Бобров ушел от меня в совершенном отчаянии.

III

Прошлое подсудимых

Пока я производил формальные допросы, Кокорин собирал те сведения, которые были необходимы для уяснения причин совершившихся событий, а также их связи и взаимного соотношения.

Кокорин оказался действительно отличным сыщиком. Он сумел проникнуть лично или через своих агентов в те тайные отношения, которые по большей части бывают неизвестны в свете, но родятся и умирают в недрах семейного круга. Ему удалось разузнать многое, что говорилось и делалось во время, предшествовавшее убийству, как вообще в городе, так в особенности в среде, прикосновенной к делу. На все на это понадобилось, конечно, время. Через месяц после заключения Бобровой под стражу я получил от Кокорина сообщение, в котором заключались следующие сведения.

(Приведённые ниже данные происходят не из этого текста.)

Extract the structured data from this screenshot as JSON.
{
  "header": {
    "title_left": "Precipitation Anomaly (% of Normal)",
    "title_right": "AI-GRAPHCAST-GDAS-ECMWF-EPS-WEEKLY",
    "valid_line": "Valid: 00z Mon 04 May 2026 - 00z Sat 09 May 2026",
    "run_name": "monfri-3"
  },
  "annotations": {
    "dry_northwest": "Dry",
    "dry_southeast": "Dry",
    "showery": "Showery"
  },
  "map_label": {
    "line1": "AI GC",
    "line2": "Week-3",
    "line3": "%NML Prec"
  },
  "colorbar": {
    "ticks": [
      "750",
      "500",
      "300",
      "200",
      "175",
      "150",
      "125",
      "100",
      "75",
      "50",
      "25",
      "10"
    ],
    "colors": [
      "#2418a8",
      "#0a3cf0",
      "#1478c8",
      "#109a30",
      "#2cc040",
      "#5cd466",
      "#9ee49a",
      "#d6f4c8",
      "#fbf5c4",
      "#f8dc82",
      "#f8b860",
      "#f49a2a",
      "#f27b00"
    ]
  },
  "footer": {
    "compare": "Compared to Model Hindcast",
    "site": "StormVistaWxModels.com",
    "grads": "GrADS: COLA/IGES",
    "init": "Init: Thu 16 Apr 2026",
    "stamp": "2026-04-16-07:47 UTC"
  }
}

Бобровы были исконными помещиками нашей губернии. Родители молодой преступницы были люди небогатые. Жили они обыкновенно в деревне, занимаясь хозяйством и наезжая зимой, в так называемую сезонную пору, месяца на два или на три в губернский город. Отличаясь гостеприимством, они были любимы всем городом. Дом их всегда бывал полон гостями, в особенности молодыми людьми, которых привлекала красота их дочери. Кокетливость бывает почти неразлучной спутницей красоты, и Анна Дмитриевна не лишена была этого недостатка. Она равнодушно относилась к толпе своих обожателей, сознавая, как легко ей достаются победы. Поклонники видели ее то задумчивой и удрученной тоской, то веселой и резвящейся, и каждый из ее обожателей перемены в расположении ее духа относил, как водится, на свой счет. Она рано выучилась лицемерить и в совершенстве владела искусством нравиться. Каждый из ее поклонников был уверен, что умеет читать в глубине души ее и знает, кем занято ее сердце. В искателях руки у нее не было недостатка, но она ни на ком не останавливала своего выбора и всем отказывала. Когда отец или мать думали уговаривать ее, что ей, как небогатой девушке, нельзя быть слишком разборчивой, она отвечала обыкновенно, что таких женихов, как те, которые к ней сватаются, можно всегда найти десятками. Появление ее в обществе всегда производило магическое действие. Стоило ей только войти в гостиную, где мужчины беседовали с дамами, как немедленно все переменялось и перестанавливалось. Внимание кавалеров к словам их собеседниц исчезало: все глядели на Анну Дмитриевну, ловили движения ее уст, выражение ее взоров, и каждый старался обратить ее внимание на самого себя. Барышни надували губы, маменьки и тетушки хмурили брови. Стоило ей только не явиться на бал – и вечер считался неудавшимся. Но она редко пропускала танцевальные вечера, хотя ставила себе непременной задачей всегда несколько опаздывать и заставляла себя ожидать. «Как хороша», – говаривали мужчины при ее появлении в бальном наряде. «Какая мерзкая кокетка», – шушукались барышни. «Какая наглость в обращении с мужчинами! – восклицали строгонравные маменьки и тетушки. – И что они в ней находят?» Анна Дмитриевна все более и более привыкала побеждать, и самолюбие все более и более раздувало значение этих побед в ее собственных глазах.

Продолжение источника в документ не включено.